'Incredibly committed and accomplished' – Diana Damrau as Lucia. (C) Stephen Cummiskey

Dead on arrival

Tom Sutcliffe

The image of Lucia coming on stage, mad, covered in blood, singing like an angel, is one of the of most famous scenes in the whole operatic rep. This definitive mad-scene (accompanied memorably by a glass harmonica) embodies the results of too much pressure within the family in a way Hilaire Belloc 80 years later might have made comic – as indeed Katie Mitchell, in her new Royal Opera production of Donizetti’s best and most involving opera, also managed to make the murder (which she chose to put onstage) that leads up to it.

​Throughout her production Mitchell shows us two rooms next to each other – adding in a significant way to what composer and librettist created. For example, while Mitchell insists on showing us on half the stage the stressful murder of the husband Lucia has been forced to marry (involving many recoveries by him, received with hilarity by the audience), on the other half we get the scenes from the original scenario where Enrico goads Lucia’s beloved Edgardo into fighting a duel next morning, followed by the scene where the chorus of celebrating wedding guests are appalled to see Lucia appear covered in blood.

Taking a fresh look, Ms Mitchell discovered all sorts of things that might have been (but weren’t) in the original. Her discoveries had consequences. Inevitably we have the wrong atmosphere for the famous entrance, Lucia having just utterly upstaged herself. Mitchell also decided Lucia is pregnant by Edgardo, and that the stress of the murder makes her miscarry. We see Lucia sitting on a Thomas Crapper loo while aborting, and ultimately Lucia in her bathroom taking poison and dying in a cast iron bath. While Lucia sings her mad scene, Mitchell and her designer Vicki Mortimer adorn her with foetal matter attached to her underclothes.

But these staged footnotes as extra scenes have nothing to do with the actual music of the moment. Ms Mitchell may have thought she is focusing afresh and making things clear. In fact she is in effect daubing a moustache on the Mona Lisa. The production is dysfunctional.

Mortimer dresses the production in 1830s clothes (the men in uniform top hats and suits, the women in crinolines and period hairstyles). But despite this gesture towards authenticity, what is shown in Mitchell’s split-screen staging scheme destroys the subtle characterisation Donizetti and librettist Cammarano achieve through text and music. Sometimes the two rooms are next door to each other in “reality” as it were, but sometimes not. Mitchell presents the story neither in the 1830s when the opera was composed nor in the 1690s when it happened but in the morality of today.

Edgardo and Lucia have sex while duetting in the family tomb – she rocking backwards and forwards on top of him to match the swing of the music they are singing. Later, after she and Alisa have finally killed Arturo (murder being not as easy as you may think), servants come in and clean up.
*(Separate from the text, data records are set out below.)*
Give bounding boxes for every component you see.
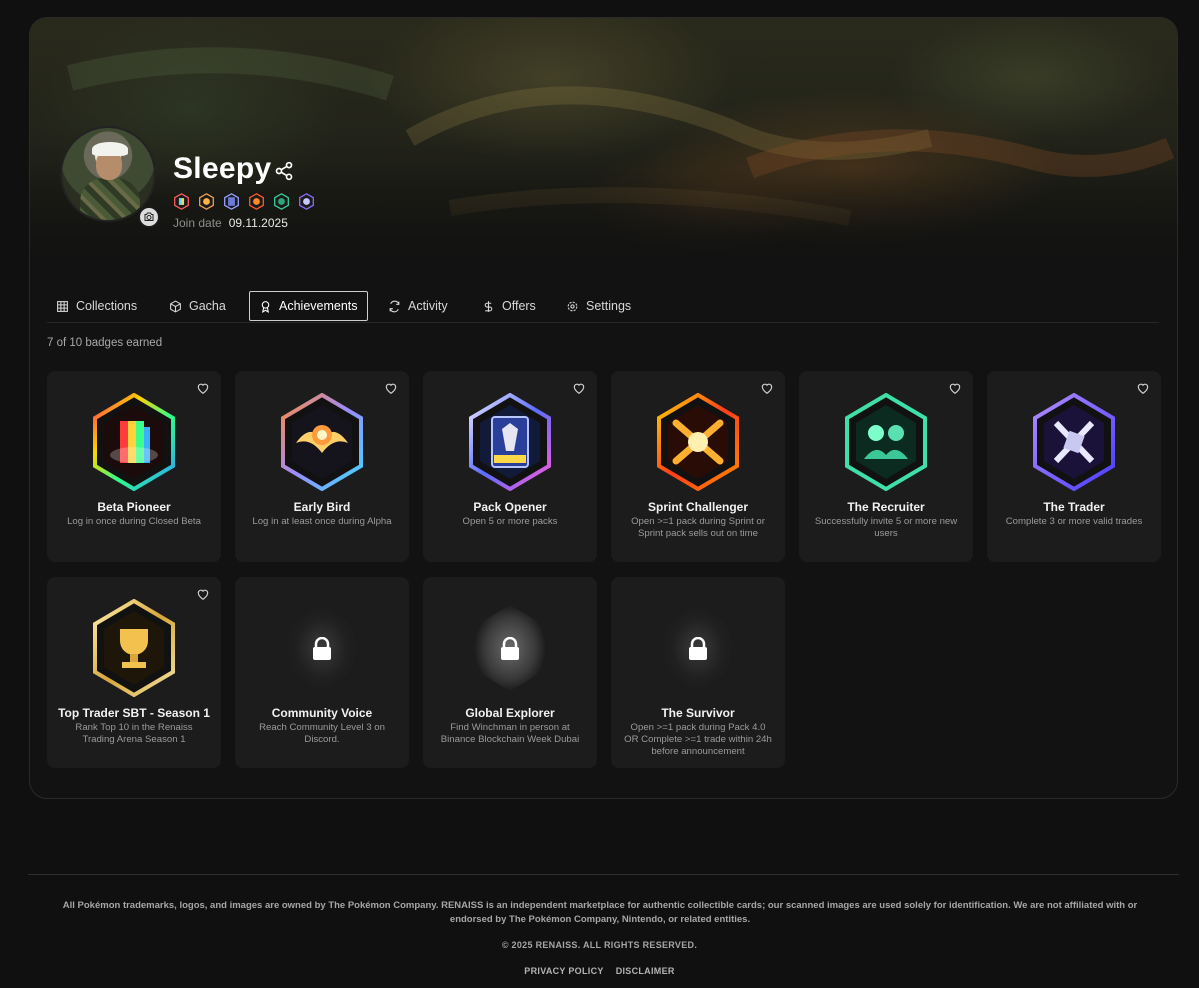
badge-title: The Recruiter [847,500,925,514]
award-icon [261,300,270,313]
tab-gacha[interactable]: Gacha [160,291,235,321]
privacy-policy-link[interactable]: PRIVACY POLICY [524,966,603,976]
camera-icon [144,212,154,221]
badge-card-beta-pioneer[interactable]: Beta Pioneer Log in once during Closed B… [47,371,221,562]
badge-card-sprint-challenger[interactable]: Sprint Challenger Open >=1 pack during S… [611,371,785,562]
mini-badge-fire-icon[interactable] [248,193,265,210]
mini-badge-pack-icon[interactable] [223,193,240,210]
badge-description: Successfully invite 5 or more new users [814,516,958,539]
badge-description: Reach Community Level 3 on Discord. [259,722,385,745]
badge-title: Pack Opener [473,500,547,514]
badge-card-the-trader[interactable]: The Trader Complete 3 or more valid trad… [987,371,1161,562]
refresh-icon [389,300,400,312]
tab-activity[interactable]: Activity [379,291,457,321]
join-date-row: Join date 09.11.2025 [173,216,288,230]
badge-title: The Survivor [661,706,735,720]
badge-title: Community Voice [271,706,373,720]
badge-description: Log in once during Closed Beta [67,516,201,527]
badge-card-the-recruiter[interactable]: The Recruiter Successfully invite 5 or m… [799,371,973,562]
badge-title: Global Explorer [465,706,555,720]
heart-icon[interactable] [760,381,774,395]
tab-label: Offers [502,299,536,313]
tab-label: Gacha [189,299,226,313]
early-bird-badge-icon [281,393,363,491]
tab-label: Achievements [279,299,358,313]
lock-icon [501,637,519,660]
tab-label: Collections [76,299,138,313]
badge-title: The Trader [1043,500,1105,514]
gear-icon [567,301,578,311]
footer-disclaimer-text: All Pokémon trademarks, logos, and image… [62,900,1138,925]
footer-copyright: © 2025 RENAISS. ALL RIGHTS RESERVED. [501,940,698,950]
dollar-icon [484,300,493,312]
mini-badge-purple-icon[interactable] [298,193,315,210]
tab-settings[interactable]: Settings [557,291,640,321]
mini-badge-rainbow-icon[interactable] [173,193,190,210]
heart-icon[interactable] [196,587,210,601]
badge-title: Early Bird [293,500,351,514]
badges-earned-count: 7 of 10 badges earned [47,337,163,349]
heart-icon[interactable] [948,381,962,395]
profile-card: Sleepy Join date 09.11.2025 Collections G… [29,17,1178,799]
badge-description: Rank Top 10 in the Renaiss Trading Arena… [75,722,193,745]
join-date-label: Join date [173,216,222,230]
badge-card-top-trader[interactable]: Top Trader SBT - Season 1 Rank Top 10 in… [47,577,221,768]
top-trader-badge-icon [93,599,175,697]
join-date-value: 09.11.2025 [228,216,288,230]
sprint-challenger-badge-icon [657,393,739,491]
mini-badge-row [173,193,315,210]
share-icon[interactable] [274,161,294,181]
badge-description: Open >=1 pack during Pack 4.0 OR Complet… [624,722,772,757]
tab-collections[interactable]: Collections [47,291,146,321]
tab-offers[interactable]: Offers [473,291,545,321]
heart-icon[interactable] [572,381,586,395]
mini-badge-bird-icon[interactable] [198,193,215,210]
beta-pioneer-badge-icon [93,393,175,491]
box-icon [170,299,181,313]
heart-icon[interactable] [384,381,398,395]
footer-links: PRIVACY POLICY DISCLAIMER [0,966,1199,976]
badge-card-the-survivor[interactable]: The Survivor Open >=1 pack during Pack 4… [611,577,785,768]
tab-label: Settings [586,299,632,313]
heart-icon[interactable] [1136,381,1150,395]
grid-icon [57,300,68,312]
profile-tabs: Collections Gacha Achievements Activity … [47,291,1159,323]
tab-label: Activity [408,299,448,313]
lock-icon [689,637,707,660]
badge-card-global-explorer[interactable]: Global Explorer Find Winchman in person … [423,577,597,768]
badge-description: Log in at least once during Alpha [252,516,392,527]
badge-description: Find Winchman in person at Binance Block… [440,722,580,745]
badge-title: Sprint Challenger [647,500,748,514]
badge-card-pack-opener[interactable]: Pack Opener Open 5 or more packs [423,371,597,562]
heart-icon[interactable] [196,381,210,395]
the-recruiter-badge-icon [845,393,927,491]
badge-card-early-bird[interactable]: Early Bird Log in at least once during A… [235,371,409,562]
change-avatar-button[interactable] [138,206,160,228]
tab-achievements[interactable]: Achievements [249,291,368,321]
badge-description: Open 5 or more packs [462,516,558,527]
badge-description: Open >=1 pack during Sprint or Sprint pa… [631,516,765,539]
profile-name: Sleepy [173,152,272,185]
mini-badge-green-icon[interactable] [273,193,290,210]
badge-description: Complete 3 or more valid trades [1005,516,1143,527]
lock-icon [313,637,331,660]
footer-divider [28,874,1179,875]
pack-opener-badge-icon [469,393,551,491]
disclaimer-link[interactable]: DISCLAIMER [616,966,675,976]
badge-title: Beta Pioneer [97,500,171,514]
the-trader-badge-icon [1033,393,1115,491]
badge-card-community-voice[interactable]: Community Voice Reach Community Level 3 … [235,577,409,768]
badge-title: Top Trader SBT - Season 1 [58,706,210,720]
These Lammermoor aristos will not be subject to police enquiries. They are a horrid family lacking in feminist sensibilities.

Bel canto opera is certainly not helped by the dearth these days of Italian singers. The American Charles Castronovo as Edgardo has a warm, finely-trained voice but did not enter the role as I recall Alfredo Kraus, a more stylish non-Italian, doing. The Marseille-born Ludovic Tézier sang Enrico heroically and earned great applause. Diana Damrau is incredibly committed and accomplished in the title role, though more dramatic than coloratura (with some high notes pushed). Peter Hoare as Normanno and Kwangchul Youn as Raimondo, despite fine voices, had little personality in their roles.

But can any be blamed for feeble or uneven characterisations when director Katie Mitchell has arbitrarily over-explained what she thinks is really going on to the point where the ideas inscribed in Donizetti’s music simply fail to fit? This is not Ms Mitchell’s first musically flawed show. Would that it were her last. Daniel Oren’s conducting was uninspiring, but he too faced insuperable odds. Donizetti’s score makes perfect sense; decked with improbably shocking irrelevancies everything flounders.